レポートの目的は、企業が投資家との対話を通じ、持続的成長に向けた資金を獲得し、企業価値を高めていくための課題を分析、提言することです。
レポートでは、日本経済の現状認識として、マクロ経済状況の改善がみられるとしながら、継続的な成長軌道に乗せていくためには、ミクロ、つまり個々の企業の競争力、収益力を高めていくことが急務であるとしています。
レポートでは、その実現のため、資本効率を意識した経営改革、経営者と投資家の双方向の対話が必要であることを強調。
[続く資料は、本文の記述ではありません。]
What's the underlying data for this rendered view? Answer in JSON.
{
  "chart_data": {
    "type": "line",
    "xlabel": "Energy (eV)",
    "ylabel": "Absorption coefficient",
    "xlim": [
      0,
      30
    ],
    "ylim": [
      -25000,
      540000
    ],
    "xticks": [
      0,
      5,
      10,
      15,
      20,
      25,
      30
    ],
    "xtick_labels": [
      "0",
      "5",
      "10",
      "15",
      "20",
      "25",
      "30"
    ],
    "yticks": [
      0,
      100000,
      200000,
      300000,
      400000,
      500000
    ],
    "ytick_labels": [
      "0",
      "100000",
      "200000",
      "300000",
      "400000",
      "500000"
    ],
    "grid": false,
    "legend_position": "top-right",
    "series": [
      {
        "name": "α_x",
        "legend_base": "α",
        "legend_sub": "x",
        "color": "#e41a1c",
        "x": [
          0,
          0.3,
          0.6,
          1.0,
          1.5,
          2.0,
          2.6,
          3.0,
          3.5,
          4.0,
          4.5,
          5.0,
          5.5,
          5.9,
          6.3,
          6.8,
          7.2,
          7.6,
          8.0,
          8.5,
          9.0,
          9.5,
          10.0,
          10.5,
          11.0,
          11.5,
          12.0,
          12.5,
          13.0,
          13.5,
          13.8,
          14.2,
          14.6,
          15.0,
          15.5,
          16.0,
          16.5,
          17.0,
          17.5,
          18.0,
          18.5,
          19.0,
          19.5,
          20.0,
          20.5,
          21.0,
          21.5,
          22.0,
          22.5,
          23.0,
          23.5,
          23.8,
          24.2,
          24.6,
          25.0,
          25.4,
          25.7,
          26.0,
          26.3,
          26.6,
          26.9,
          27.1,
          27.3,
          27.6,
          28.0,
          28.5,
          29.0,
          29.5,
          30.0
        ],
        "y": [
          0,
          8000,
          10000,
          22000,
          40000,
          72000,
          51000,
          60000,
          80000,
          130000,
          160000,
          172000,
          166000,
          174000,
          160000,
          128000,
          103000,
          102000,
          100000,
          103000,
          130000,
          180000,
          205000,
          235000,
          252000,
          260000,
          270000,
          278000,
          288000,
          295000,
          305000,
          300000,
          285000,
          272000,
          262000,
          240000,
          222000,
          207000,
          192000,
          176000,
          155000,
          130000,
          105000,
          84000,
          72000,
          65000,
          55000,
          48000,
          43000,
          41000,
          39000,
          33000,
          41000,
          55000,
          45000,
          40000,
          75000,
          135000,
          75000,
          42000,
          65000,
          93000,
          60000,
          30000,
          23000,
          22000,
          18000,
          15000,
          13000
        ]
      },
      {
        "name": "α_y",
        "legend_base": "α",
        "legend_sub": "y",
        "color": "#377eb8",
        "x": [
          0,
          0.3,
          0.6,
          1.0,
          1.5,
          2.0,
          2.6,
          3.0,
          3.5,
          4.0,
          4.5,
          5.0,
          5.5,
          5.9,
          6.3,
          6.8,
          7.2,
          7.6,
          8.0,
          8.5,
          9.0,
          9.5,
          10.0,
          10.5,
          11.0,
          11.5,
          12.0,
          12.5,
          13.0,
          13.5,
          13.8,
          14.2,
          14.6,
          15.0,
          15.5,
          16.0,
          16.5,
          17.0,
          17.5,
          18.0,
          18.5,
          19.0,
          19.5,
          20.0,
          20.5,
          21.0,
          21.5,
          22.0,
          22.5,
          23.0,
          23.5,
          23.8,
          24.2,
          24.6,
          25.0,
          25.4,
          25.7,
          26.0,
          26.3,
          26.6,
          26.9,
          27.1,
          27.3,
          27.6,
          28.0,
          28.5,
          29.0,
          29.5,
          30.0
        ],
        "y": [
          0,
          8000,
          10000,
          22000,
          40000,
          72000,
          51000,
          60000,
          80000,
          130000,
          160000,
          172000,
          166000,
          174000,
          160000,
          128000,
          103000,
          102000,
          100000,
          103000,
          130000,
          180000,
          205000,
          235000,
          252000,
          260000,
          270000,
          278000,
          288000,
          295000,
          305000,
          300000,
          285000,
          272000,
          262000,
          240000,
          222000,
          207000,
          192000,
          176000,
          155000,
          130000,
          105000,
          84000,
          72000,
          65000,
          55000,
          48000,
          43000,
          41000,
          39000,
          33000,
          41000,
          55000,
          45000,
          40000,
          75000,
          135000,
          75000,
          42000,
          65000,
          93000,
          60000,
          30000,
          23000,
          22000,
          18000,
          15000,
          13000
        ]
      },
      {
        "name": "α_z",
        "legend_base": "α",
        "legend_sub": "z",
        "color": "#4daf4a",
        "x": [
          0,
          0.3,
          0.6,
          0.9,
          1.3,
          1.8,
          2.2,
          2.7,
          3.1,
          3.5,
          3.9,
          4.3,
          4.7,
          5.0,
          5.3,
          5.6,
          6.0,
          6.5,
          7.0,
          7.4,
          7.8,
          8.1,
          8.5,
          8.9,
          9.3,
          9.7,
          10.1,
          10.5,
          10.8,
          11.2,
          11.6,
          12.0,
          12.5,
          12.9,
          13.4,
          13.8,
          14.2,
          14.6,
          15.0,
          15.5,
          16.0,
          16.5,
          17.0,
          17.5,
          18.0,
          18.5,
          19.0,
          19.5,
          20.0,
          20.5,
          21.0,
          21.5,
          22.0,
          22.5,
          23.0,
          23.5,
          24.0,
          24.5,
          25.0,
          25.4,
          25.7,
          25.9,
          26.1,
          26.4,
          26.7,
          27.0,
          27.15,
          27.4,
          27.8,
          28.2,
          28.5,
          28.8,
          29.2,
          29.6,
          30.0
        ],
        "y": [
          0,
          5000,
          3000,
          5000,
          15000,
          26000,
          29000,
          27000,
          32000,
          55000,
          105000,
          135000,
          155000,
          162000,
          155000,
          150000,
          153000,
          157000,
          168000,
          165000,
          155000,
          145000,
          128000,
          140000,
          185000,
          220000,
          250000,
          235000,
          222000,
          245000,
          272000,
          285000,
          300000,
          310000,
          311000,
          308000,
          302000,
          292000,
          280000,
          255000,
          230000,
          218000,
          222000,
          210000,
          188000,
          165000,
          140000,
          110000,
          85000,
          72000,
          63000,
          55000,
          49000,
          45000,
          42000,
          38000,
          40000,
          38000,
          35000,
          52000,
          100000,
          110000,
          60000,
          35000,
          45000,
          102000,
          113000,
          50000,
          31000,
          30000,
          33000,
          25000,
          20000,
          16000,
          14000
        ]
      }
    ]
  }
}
資本コストやROE(自己資本利益率)等の資本規律を中長期的な経営指標として組み込んでいくこと、ビジネスモデルやマネジメントシステム、インセンティブ構造等を変革し、精度の高いリスク・マネジメントを行いつつ、適切にリスクを取ることで、イノベーションを促すことを提言しています。
長期的な発展を目指した投資を促すために、財務情報が重要であることは論を待ちません。
そこで掲げられる重要な存在がCFOです。
レポートでは「CEOが思い切った経営執行する前提条件として、経営者と二人三脚で企業経営を行うべき『経営者としての財務最高責任者(CFO)』の存在が重要である」と言及。
「CFO人材のプールを拡充すべく、その育成・強化に注力していくこと」を提言しています。
CFOへの注目は、とりもなおさず、公認会計士や税理士といった会計専門家の企業内における活躍への期待を示しています。
レポートで示されるCFOの「強化・育成」が、政府あるいは個々の企業において、どのような施策、取り組みにつながっていくのか、注目が集まるところです。レポートで示された認識は、現在監査法人や会計事務所、コンサルティングファームに勤務する会計士の将来のキャリアプランにも、一定の影響を及ぼすことになるのではないでしょうか。